Hi All,
Given that Lucene scoring can favour shorter fields in documents, in the
past we've had to pad out 'unreasonably' short fields to a set minimum
(with basically nonsense words), I'm wondering how others might have
dealt with this issue.
Another option is to have a custom Similarity class with an altered
lengthNorm method?
Cheers,
Dan
-=-=-=-=-=-=-=-=-=-=-=-=-=-=-=-=-=-=-=-=-=-=-=-=-=-=-=-=-=-=-=-=-=-=-
From:
http://hudson.zones.apache.org/hudson/job/Lucene-trunk/javadoc//org/apache/lucene/search/Similarity.html
score(q,d) = coord(q,d) · queryNorm(q) · SUM( tf(t in d) ·
idf(t)2 · t.getBoost() · norm(t,d) )
Given one term query, and the term found in two documents doc{a},
doc{b}(with no boost on field, doc or query term)
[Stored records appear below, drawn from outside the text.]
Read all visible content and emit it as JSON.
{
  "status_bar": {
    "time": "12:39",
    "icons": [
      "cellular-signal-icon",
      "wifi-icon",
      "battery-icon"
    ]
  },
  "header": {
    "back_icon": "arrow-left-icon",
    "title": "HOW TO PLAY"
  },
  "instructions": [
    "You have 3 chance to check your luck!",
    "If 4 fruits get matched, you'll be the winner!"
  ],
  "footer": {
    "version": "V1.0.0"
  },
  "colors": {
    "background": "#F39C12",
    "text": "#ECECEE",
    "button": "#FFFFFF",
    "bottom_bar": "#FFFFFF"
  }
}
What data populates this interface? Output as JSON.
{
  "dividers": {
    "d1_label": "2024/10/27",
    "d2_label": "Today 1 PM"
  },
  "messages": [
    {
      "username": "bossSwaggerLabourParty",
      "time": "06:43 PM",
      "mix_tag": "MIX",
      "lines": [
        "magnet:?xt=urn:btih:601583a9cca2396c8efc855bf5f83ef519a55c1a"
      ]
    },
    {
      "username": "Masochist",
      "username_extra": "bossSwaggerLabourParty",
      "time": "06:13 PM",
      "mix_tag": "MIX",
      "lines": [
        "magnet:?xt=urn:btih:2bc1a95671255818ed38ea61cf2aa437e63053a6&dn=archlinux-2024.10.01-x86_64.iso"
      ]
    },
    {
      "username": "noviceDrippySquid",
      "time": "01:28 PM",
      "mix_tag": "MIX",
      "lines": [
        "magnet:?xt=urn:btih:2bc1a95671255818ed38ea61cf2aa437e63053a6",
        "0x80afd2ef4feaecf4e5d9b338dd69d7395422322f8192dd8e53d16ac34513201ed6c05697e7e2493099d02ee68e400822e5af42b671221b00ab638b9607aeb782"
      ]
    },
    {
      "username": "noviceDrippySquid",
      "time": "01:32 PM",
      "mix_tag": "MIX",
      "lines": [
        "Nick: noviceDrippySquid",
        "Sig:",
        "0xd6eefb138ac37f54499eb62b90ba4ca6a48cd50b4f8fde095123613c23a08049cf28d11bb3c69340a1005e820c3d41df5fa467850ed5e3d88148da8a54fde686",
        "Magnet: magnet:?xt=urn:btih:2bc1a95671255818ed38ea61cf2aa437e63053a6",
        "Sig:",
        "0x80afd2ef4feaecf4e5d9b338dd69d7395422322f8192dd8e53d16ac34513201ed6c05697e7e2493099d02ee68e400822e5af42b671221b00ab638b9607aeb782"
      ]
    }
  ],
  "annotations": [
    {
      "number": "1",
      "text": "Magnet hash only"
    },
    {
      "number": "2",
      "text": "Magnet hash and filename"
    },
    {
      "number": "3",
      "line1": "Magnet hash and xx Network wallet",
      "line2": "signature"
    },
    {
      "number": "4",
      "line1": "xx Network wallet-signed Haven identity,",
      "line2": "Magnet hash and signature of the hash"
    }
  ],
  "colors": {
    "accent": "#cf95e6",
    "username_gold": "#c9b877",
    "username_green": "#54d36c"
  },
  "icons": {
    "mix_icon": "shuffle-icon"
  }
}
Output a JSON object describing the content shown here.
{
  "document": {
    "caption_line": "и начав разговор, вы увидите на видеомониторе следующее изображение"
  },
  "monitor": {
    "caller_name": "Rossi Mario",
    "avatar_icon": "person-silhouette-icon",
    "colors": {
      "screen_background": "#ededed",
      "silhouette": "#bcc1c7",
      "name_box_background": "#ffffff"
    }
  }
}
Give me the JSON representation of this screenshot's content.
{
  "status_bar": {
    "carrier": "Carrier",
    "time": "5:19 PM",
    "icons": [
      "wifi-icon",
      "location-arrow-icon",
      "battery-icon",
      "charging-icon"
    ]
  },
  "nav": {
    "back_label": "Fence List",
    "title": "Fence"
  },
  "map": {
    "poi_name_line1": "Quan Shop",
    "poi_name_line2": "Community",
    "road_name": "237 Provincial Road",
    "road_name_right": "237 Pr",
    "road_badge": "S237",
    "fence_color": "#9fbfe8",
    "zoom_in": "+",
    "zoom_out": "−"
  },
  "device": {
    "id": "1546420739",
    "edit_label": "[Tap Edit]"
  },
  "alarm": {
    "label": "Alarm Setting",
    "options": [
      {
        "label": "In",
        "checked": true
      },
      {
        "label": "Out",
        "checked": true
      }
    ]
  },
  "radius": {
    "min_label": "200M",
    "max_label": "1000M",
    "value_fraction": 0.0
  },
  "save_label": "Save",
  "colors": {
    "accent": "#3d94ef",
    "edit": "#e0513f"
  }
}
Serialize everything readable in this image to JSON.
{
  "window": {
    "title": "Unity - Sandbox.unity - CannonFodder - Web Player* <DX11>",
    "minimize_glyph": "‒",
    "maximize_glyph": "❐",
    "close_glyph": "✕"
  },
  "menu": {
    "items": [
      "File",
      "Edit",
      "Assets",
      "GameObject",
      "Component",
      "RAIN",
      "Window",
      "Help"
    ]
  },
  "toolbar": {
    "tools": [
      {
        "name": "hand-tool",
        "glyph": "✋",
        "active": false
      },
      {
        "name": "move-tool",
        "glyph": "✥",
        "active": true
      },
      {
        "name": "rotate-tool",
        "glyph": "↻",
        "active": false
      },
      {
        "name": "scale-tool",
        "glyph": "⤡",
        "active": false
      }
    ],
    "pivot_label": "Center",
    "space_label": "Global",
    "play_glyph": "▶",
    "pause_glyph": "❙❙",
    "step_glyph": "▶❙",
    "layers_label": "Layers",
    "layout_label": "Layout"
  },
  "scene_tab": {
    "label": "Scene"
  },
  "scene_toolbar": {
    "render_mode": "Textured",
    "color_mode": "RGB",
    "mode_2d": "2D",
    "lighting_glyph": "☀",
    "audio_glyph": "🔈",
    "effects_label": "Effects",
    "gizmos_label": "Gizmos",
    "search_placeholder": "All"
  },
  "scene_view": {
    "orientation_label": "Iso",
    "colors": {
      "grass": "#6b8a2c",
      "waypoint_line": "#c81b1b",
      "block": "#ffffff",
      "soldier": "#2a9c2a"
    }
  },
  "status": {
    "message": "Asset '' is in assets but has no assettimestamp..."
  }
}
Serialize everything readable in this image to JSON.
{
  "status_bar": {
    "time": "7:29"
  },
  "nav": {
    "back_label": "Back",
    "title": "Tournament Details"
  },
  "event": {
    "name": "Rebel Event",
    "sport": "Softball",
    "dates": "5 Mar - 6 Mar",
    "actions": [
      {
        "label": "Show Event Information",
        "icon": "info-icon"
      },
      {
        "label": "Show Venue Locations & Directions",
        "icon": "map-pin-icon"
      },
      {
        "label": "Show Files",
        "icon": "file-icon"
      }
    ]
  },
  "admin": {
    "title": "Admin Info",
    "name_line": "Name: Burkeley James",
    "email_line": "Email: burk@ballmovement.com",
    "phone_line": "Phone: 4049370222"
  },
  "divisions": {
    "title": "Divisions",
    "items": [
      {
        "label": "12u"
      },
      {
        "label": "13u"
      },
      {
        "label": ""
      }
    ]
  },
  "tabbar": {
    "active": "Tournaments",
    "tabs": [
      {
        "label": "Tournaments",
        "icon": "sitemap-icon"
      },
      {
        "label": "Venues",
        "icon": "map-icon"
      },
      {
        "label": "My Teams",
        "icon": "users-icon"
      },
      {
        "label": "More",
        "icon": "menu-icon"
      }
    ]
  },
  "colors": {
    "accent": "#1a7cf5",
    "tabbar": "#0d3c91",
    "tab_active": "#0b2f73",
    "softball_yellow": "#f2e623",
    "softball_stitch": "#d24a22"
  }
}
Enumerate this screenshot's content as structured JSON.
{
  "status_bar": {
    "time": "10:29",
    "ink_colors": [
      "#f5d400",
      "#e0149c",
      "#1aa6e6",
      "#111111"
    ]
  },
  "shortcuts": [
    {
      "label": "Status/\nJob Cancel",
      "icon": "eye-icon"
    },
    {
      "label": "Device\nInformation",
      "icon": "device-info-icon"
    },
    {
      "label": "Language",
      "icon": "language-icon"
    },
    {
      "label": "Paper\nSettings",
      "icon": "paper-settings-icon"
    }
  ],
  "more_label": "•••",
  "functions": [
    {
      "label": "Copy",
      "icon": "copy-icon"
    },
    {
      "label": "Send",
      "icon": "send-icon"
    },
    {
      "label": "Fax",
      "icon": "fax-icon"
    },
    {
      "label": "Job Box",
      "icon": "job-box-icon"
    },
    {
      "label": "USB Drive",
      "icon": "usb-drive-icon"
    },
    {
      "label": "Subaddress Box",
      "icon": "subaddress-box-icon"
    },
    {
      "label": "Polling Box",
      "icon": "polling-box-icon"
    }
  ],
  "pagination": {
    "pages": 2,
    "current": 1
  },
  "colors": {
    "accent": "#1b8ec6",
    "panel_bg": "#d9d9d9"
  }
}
score(q,d) =~ SUM ( tf(t in d) · norm(t,d) )
and for one term:
score(q,d) =~ tf(t in d) · norm(t,d)
also:
norm(t,d) =~ lengthNorm(field)
lengthNorm(field) :
computed when the document is added to the index in accordance with the
number of tokens of this field in the document, so that shorter fields
contribute more to the score
in DefaultSimilarity.java
lengthNorm(field) = 1/sqrt(num_terms_in_field)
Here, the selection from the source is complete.